Quelques temps auparavant, l’ancien Premier ministre irakien Nouri al-Maliki avait exprimé son refus de voir le Kurdistan irakien devenir un « deuxième Israël », expression déjà utilisée en 1966 par le ministre irakien de la Défense d’alors, Abdel Aziz el-Oukaïli. Pour Israël, un tel pays qui lui serait acquis pourrait permettre de contrer l’influence du croissant chi’ite – allant de Téhéran à Beyrouth, en passant par l’Irak et la Syrie – tant redouté. N’oublions pas non plus les puits de pétrole répartis entre le Kurdistan et l’Irak. Près de 40 % des réserves de brut d’Irak se trouvent dans la province de Kirkouk, zone grise entre Bagdad et Erbil. D’après un article du Financial Times britannique de 2015, Israël importe plus de 75 % de son pétrole du Kurdistan irakien. Les investissements israéliens sont donc considérables au Kurdistan, non seulement dans le domaine militaire, mais également dans ceux de la communication, de la construction et de l’énergie.

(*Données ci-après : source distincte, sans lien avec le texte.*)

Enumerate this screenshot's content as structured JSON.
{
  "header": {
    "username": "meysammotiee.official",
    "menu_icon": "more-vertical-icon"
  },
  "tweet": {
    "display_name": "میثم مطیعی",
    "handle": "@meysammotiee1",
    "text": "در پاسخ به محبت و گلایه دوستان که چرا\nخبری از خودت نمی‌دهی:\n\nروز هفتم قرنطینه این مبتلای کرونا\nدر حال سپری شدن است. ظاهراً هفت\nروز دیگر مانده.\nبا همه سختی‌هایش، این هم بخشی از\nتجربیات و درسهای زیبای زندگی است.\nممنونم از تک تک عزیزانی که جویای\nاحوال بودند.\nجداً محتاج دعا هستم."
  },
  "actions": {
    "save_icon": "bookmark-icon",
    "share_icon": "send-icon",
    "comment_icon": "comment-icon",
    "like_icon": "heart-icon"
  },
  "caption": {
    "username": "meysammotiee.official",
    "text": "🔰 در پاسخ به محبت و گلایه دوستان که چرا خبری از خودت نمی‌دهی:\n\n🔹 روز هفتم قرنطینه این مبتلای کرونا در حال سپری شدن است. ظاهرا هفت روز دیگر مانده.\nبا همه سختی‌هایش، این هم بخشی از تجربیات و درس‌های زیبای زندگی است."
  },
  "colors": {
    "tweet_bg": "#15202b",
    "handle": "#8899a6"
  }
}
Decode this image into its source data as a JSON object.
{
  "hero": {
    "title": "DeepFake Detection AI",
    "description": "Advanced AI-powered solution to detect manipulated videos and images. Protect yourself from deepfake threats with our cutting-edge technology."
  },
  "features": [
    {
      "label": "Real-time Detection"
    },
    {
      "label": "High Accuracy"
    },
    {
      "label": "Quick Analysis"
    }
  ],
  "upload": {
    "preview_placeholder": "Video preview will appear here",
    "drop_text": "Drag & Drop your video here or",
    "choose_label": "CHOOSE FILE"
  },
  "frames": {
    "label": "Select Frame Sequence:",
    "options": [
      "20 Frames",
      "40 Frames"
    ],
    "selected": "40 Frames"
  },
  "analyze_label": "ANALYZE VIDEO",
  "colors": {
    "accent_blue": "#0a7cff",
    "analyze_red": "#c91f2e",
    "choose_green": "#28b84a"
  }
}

Enfin, le soutien de Bernard Kouchner et de Tel-Aviv au référendum kurde a, aussi valeur de message à l’allié américain et à la Turquie. Au premier, pour lui signifier qu’il a tout intérêt à parier sur le cheval kurde, ne serait-ce que parce qu’il partage ses inquiétudes face à l’expansionnisme iranien. Au second, pour lui prouver que son soutien au Hamas palestinien pourrait lui coûter cher, d’autant que les relations israélo-turques restent houleuses, malgré une réconciliation récente et fragile. L’ingérence humanitaire mène à tout, même aux visées les plus impériales : casse des Etats-nations, fragmentations territoriales et politiques, haine de la politique et apologie des valeurs morales dominantes pour la bonne marche des affaires…

Richard Labévière

[1] Tzipi Livni a commencé à travailler pour le Mossad dès le début des années 1980 : « j’ai servi pendant quatre ans au sein du Mossad. J’ai également suivi des stages de formation et j’ai été en fonction à l’étranger », a-t-elle déclaré à la radio militaire israélienne. Elle occupa officiellement le poste de conseillère juridique de 1980 à 1984, mais a été, selon le Sunday Times un agent clé en Europe pour au moins quatre ans, période durant laquelle elle a appartenu au Kidon (baïonnette en hébreu : le service action du Mossad). Francophone, elle a été basée à Paris et dirigé ce que l’on appelle une safe house, maison sécurisée servant de base arrière ou de lieu de repli pour ses collègues du Mossad.